GOV. MAURA HEALEY, who vowed last year in her campaign launch to “continue with what’s working and fix what’s not” if elected, has decided the existing leadership of the state education board is working just fine. Healey’s office confirmed Tuesday night that she has asked Katherine Craven to remain chair of the 11-member board responsible for K-12 education policy in the state.

“Katherine Craven has dedicated her career to serving Massachusetts students, educators and their families, and she has provided strong leadership as chair of the Board of Elementary and Secondary Education,” Healey said in a statement. 

The move will please those who have supported the board’s general approach to education policy, but will be a disappointment to some teachers union leaders, who were hoping the election of a Democratic governor would bring a clean break with policies on everything from testing to charter schools that unions have waged battles against. 

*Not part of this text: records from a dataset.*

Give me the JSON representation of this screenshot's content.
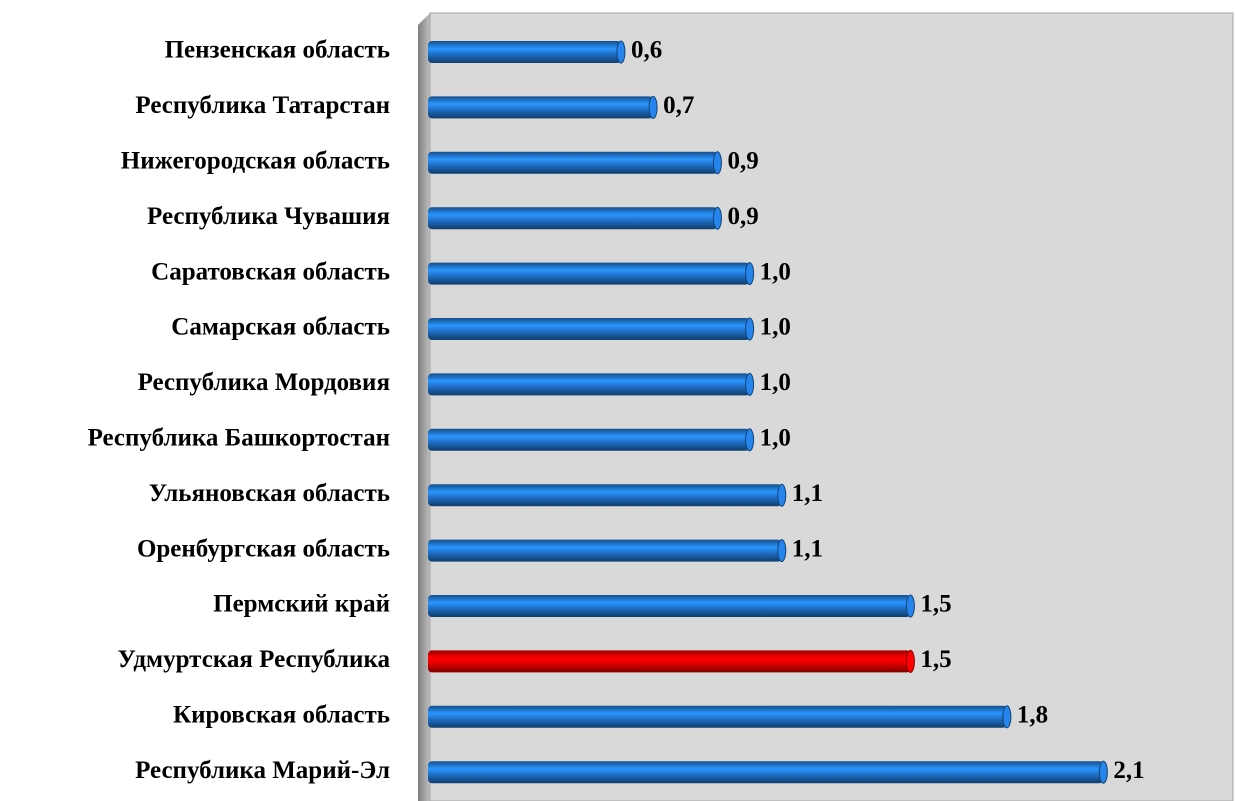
{
  "chart_data": {
    "type": "barh",
    "categories": [
      "Пензенская область",
      "Республика Татарстан",
      "Нижегородская область",
      "Республика Чувашия",
      "Саратовская область",
      "Самарская область",
      "Республика Мордовия",
      "Республика Башкортостан",
      "Ульяновская область",
      "Оренбургская область",
      "Пермский край",
      "Удмуртская Республика",
      "Кировская область",
      "Республика Марий-Эл"
    ],
    "values": [
      0.6,
      0.7,
      0.9,
      0.9,
      1.0,
      1.0,
      1.0,
      1.0,
      1.1,
      1.1,
      1.5,
      1.5,
      1.8,
      2.1
    ],
    "value_labels": [
      "0,6",
      "0,7",
      "0,9",
      "0,9",
      "1,0",
      "1,0",
      "1,0",
      "1,0",
      "1,1",
      "1,1",
      "1,5",
      "1,5",
      "1,8",
      "2,1"
    ],
    "colors": [
      "#1f6fc5",
      "#1f6fc5",
      "#1f6fc5",
      "#1f6fc5",
      "#1f6fc5",
      "#1f6fc5",
      "#1f6fc5",
      "#1f6fc5",
      "#1f6fc5",
      "#1f6fc5",
      "#1f6fc5",
      "#e00000",
      "#1f6fc5",
      "#1f6fc5"
    ],
    "xlim": [
      0,
      2.5
    ]
  }
}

Craven, highly respected and widely known across the state from a career that has included top posts in the State House and at two public education building authorities, has served on the board since 2014. 

“She’s somebody that everyone has high regard for, so I just see it as a good move for continuity with someone who is respected on all sides,” said Tom Scott, executive director of the Massachusetts Association of School Superintendents. 

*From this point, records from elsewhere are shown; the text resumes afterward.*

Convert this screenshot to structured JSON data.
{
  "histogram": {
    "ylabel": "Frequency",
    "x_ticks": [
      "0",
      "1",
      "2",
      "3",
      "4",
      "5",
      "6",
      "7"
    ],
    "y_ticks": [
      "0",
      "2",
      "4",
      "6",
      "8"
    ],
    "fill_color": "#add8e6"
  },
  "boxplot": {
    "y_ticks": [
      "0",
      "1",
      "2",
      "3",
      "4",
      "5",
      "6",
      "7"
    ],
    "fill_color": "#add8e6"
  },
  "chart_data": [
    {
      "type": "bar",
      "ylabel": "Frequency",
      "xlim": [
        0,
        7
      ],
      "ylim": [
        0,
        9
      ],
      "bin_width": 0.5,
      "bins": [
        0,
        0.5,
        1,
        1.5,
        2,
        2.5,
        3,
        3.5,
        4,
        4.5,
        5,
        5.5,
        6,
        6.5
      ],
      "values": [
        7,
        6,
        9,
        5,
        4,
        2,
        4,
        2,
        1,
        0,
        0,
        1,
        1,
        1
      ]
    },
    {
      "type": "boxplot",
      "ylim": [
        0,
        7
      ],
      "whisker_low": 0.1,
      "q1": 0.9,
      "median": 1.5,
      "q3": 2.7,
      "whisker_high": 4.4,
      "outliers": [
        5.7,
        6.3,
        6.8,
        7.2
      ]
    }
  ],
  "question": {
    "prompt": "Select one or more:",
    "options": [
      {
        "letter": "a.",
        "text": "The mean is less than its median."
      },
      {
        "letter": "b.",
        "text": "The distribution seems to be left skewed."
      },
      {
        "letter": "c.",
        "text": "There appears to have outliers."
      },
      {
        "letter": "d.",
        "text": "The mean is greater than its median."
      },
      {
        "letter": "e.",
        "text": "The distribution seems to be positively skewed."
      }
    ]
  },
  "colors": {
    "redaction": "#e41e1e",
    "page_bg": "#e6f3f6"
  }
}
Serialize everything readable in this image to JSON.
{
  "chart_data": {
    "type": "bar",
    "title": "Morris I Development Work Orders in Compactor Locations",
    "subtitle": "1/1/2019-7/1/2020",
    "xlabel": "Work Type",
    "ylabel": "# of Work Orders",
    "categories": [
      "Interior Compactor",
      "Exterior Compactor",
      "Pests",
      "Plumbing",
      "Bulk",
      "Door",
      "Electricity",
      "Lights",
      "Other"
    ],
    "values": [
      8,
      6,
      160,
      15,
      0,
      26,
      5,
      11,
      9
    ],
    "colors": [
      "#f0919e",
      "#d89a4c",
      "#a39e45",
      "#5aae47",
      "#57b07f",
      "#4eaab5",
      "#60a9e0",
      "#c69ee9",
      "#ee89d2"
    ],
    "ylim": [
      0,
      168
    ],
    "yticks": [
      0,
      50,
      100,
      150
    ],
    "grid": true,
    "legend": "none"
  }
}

That high regard, however, does not necessarily extend to the state’s largest teachers union. 

Last August, when the education board voted to raise the minimum passing score on the 10th grade MCAS test, which is a high school graduation requirement, the president of the Massachusetts Teachers Association delivered a scathing rebuke of the board in public testimony. 

Max Page said the board was “obsessed with a test invented some 20 years ago and repeatedly shown to do little more than prove the wealth of a student and the community where it is taken.” Addressing board members, he said opponents of the state’s graduation test would stay committed to ending its use “until each of you who continue to reinforce this high-stakes testing regime have moved on to other places and we have replaced you with other people who will replace this two decades-long travesty.” 

Last week, Page also expressed disappointment with Craven’s support for a Worcester charter school application, which the board approved two weeks ago by a 7-4 vote. “I think it would be better to have someone who thinks differently,” he said of the board chair. 

Craven was appointed to the board by then-Gov. Deval Patrick. In 2019, then-Gov. Charlie Baker tapped her to chair the board. 

Members of the education board are appointed by the governor. All but one of them serve staggered five-year terms that don’t align, by design, with the governor’s term in order to give the panel a degree of independence. However, the governor does appoint the board chair, and one of the 11 seats is “coterminous” with the governor’s, giving him or her the ability to bring on a new board member and appoint them chair. 

Baker used that authority after taking office in 2015 to name former tech executive Paul Sagan to the board and appoint him its chairman. Sagan replaced Margaret McKenna, who had been named chair by Patrick. Healey, who has followed Baker’s centrist tack on some issues, has concluded that Craven is the right one to continue leading the board. 

“I appreciate the governor’s confidence in me, and it’s an honor to serve on the board,” said Craven, whose term runs until June 2024. 

Craven brings a wealth of education and public sector experience to the role. She was a top staffer in the House Ways and Means Committee and Speaker’s office on Beacon Hill and went on to direct the Massachusetts School Building Authority and the University of Massachusetts Building Authority. She is currently chief financial officer at Babson College. 

Craven said she doesn’t bring a “base ideology” to the board. Craven said her approach is informed by both background in education policy and finance issues and by her role as the mother of five children, aged 5 to 23, including a 19-year-old son with Down syndrome. 

“I come at this as someone who has worked on education budgets and school building budgets,” she said. “But I’m also the mom of five kids and I come at it personally. I think public education in Massachusetts is the best in the country, but we have room to go with subgroups that haven’t had that same success.”